Barney: "The Thankstini. A fun and delicious new novelty drink I invented. Cranberry juice, potato vodka, and a bouillon cube. Tastes just like a turkey dinner."
1 part vodka
2 parts cranberry juice
1 bouillon cube (chicken)
Vodka-cranberries are awesome. I don't care who you are; if you don't like vodka-cranberry, you can go drown in a sea of dicks. The Thankstini was almost no exception.
I used diet cranberry because I care about my body, and also
because I made a mistake at the grocery store.
The exception manifested itself in that tiny red cube of ass right there. I made myself a typical vodka-cranberry in a shaker and poured it over the bouillon cube.
Just like grandma used to make Thanksgiving dinner.
The grandma we don't like to talk about.
The drink tasted awesome, and that was a problem. There was no conflict involved! If you want an article about me just drinking vodka-cranberries, I suggest you head on over to my Sex And The City fan blog. The problem is that a bouillon cube is essentially like if you ran your chicken stock through a car crusher. The dense little cube needs to be boiled in water for it to dissolve. Here, it was sitting in an ice-cold martini glass. So I solved this issue the way I solve most of my problems: I started jabbing it with a stick until it finally broke.
No bartender would be caught dead without a jabbin' stick.
Yeah, that's the stuff.
So now I had little chunks of poultry floating around, and I was ready for a proper shot at the Thankstini.
This is the face of a man who has died a thousand deaths with one sip.

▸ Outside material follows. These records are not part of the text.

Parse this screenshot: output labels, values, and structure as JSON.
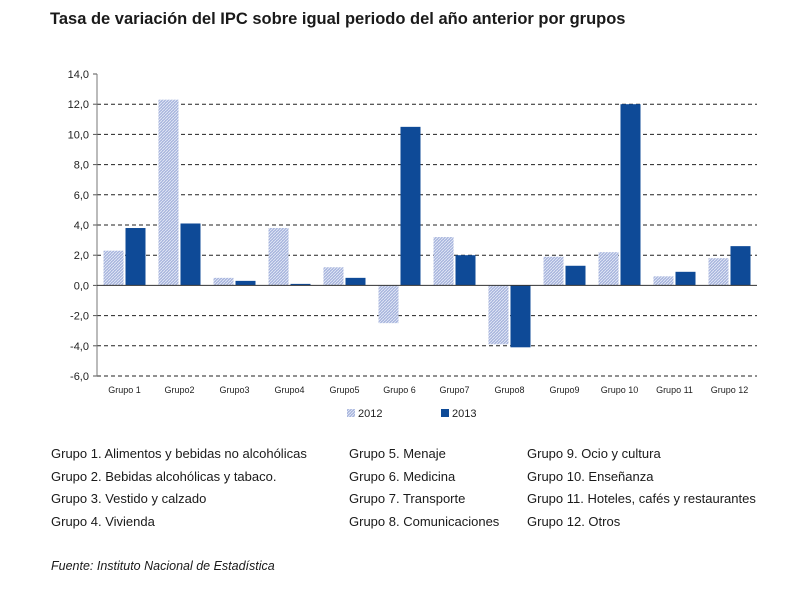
{
  "title": "Tasa de variación del IPC sobre igual periodo del año anterior por grupos",
  "chart_data": {
    "type": "bar",
    "categories": [
      "Grupo 1",
      "Grupo2",
      "Grupo3",
      "Grupo4",
      "Grupo5",
      "Grupo 6",
      "Grupo7",
      "Grupo8",
      "Grupo9",
      "Grupo 10",
      "Grupo 11",
      "Grupo 12"
    ],
    "series": [
      {
        "name": "2012",
        "color": "#a9b6de",
        "values": [
          2.3,
          12.3,
          0.5,
          3.8,
          1.2,
          -2.5,
          3.2,
          -3.9,
          1.9,
          2.2,
          0.6,
          1.8
        ]
      },
      {
        "name": "2013",
        "color": "#0e4a97",
        "values": [
          3.8,
          4.1,
          0.3,
          0.1,
          0.5,
          10.5,
          2.0,
          -4.1,
          1.3,
          12.0,
          0.9,
          2.6
        ]
      }
    ],
    "ylim": [
      -6,
      14
    ],
    "yticks": [
      "14,0",
      "12,0",
      "10,0",
      "8,0",
      "6,0",
      "4,0",
      "2,0",
      "0,0",
      "-2,0",
      "-4,0",
      "-6,0"
    ],
    "grid": "dashed-horizontal",
    "legend_position": "bottom-center"
  },
  "groups_legend": [
    [
      "Grupo 1. Alimentos y bebidas no alcohólicas",
      "Grupo 2. Bebidas alcohólicas y  tabaco.",
      "Grupo 3. Vestido y calzado",
      "Grupo 4. Vivienda"
    ],
    [
      "Grupo 5. Menaje",
      "Grupo 6. Medicina",
      "Grupo 7. Transporte",
      "Grupo 8. Comunicaciones"
    ],
    [
      "Grupo 9. Ocio y cultura",
      "Grupo 10. Enseñanza",
      "Grupo 11. Hoteles, cafés y restaurantes",
      "Grupo 12. Otros"
    ]
  ],
  "source": "Fuente: Instituto Nacional de Estadística"
}
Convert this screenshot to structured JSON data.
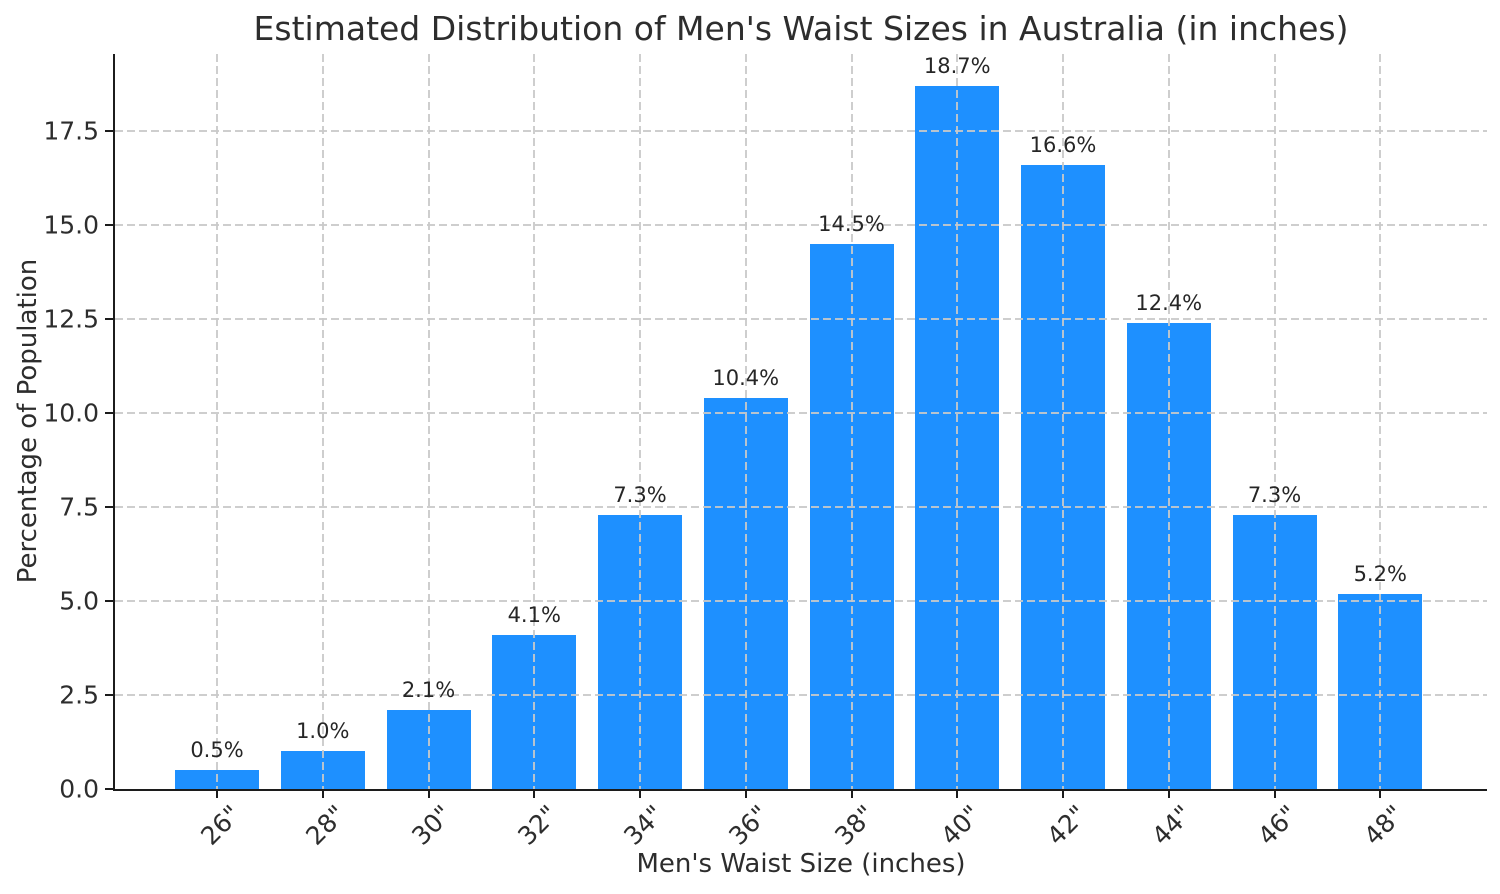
{
  "chart_data": {
    "type": "bar",
    "title": "Estimated Distribution of Men's Waist Sizes in Australia (in inches)",
    "xlabel": "Men's Waist Size (inches)",
    "ylabel": "Percentage of Population",
    "categories": [
      "26\"",
      "28\"",
      "30\"",
      "32\"",
      "34\"",
      "36\"",
      "38\"",
      "40\"",
      "42\"",
      "44\"",
      "46\"",
      "48\""
    ],
    "values": [
      0.5,
      1.0,
      2.1,
      4.1,
      7.3,
      10.4,
      14.5,
      18.7,
      16.6,
      12.4,
      7.3,
      5.2
    ],
    "value_labels": [
      "0.5%",
      "1.0%",
      "2.1%",
      "4.1%",
      "7.3%",
      "10.4%",
      "14.5%",
      "18.7%",
      "16.6%",
      "12.4%",
      "7.3%",
      "5.2%"
    ],
    "yticks": [
      0.0,
      2.5,
      5.0,
      7.5,
      10.0,
      12.5,
      15.0,
      17.5
    ],
    "ytick_labels": [
      "0.0",
      "2.5",
      "5.0",
      "7.5",
      "10.0",
      "12.5",
      "15.0",
      "17.5"
    ],
    "ylim": [
      0,
      19.55
    ],
    "grid": true,
    "grid_style": "dashed",
    "grid_over_bars": true,
    "legend_position": "none",
    "bar_color": "#1E90FF",
    "grid_color": "#c9c9c9",
    "axis_color": "#1c1c1c",
    "text_color": "#2d2d2d"
  }
}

And that's when my soul began escaping through my tear ducts. The bouillon cube almost completely cancels out the rest of the flavors. It tastes like vodka-flavored ramen, which sounds like it would be amazing but in reality is salty, chunky, and unpleasant. I was not drunk enough to endure this, so I ended up dumping most of it down the drain and then burned the glass out back in a cleansing ceremony, just for good measure.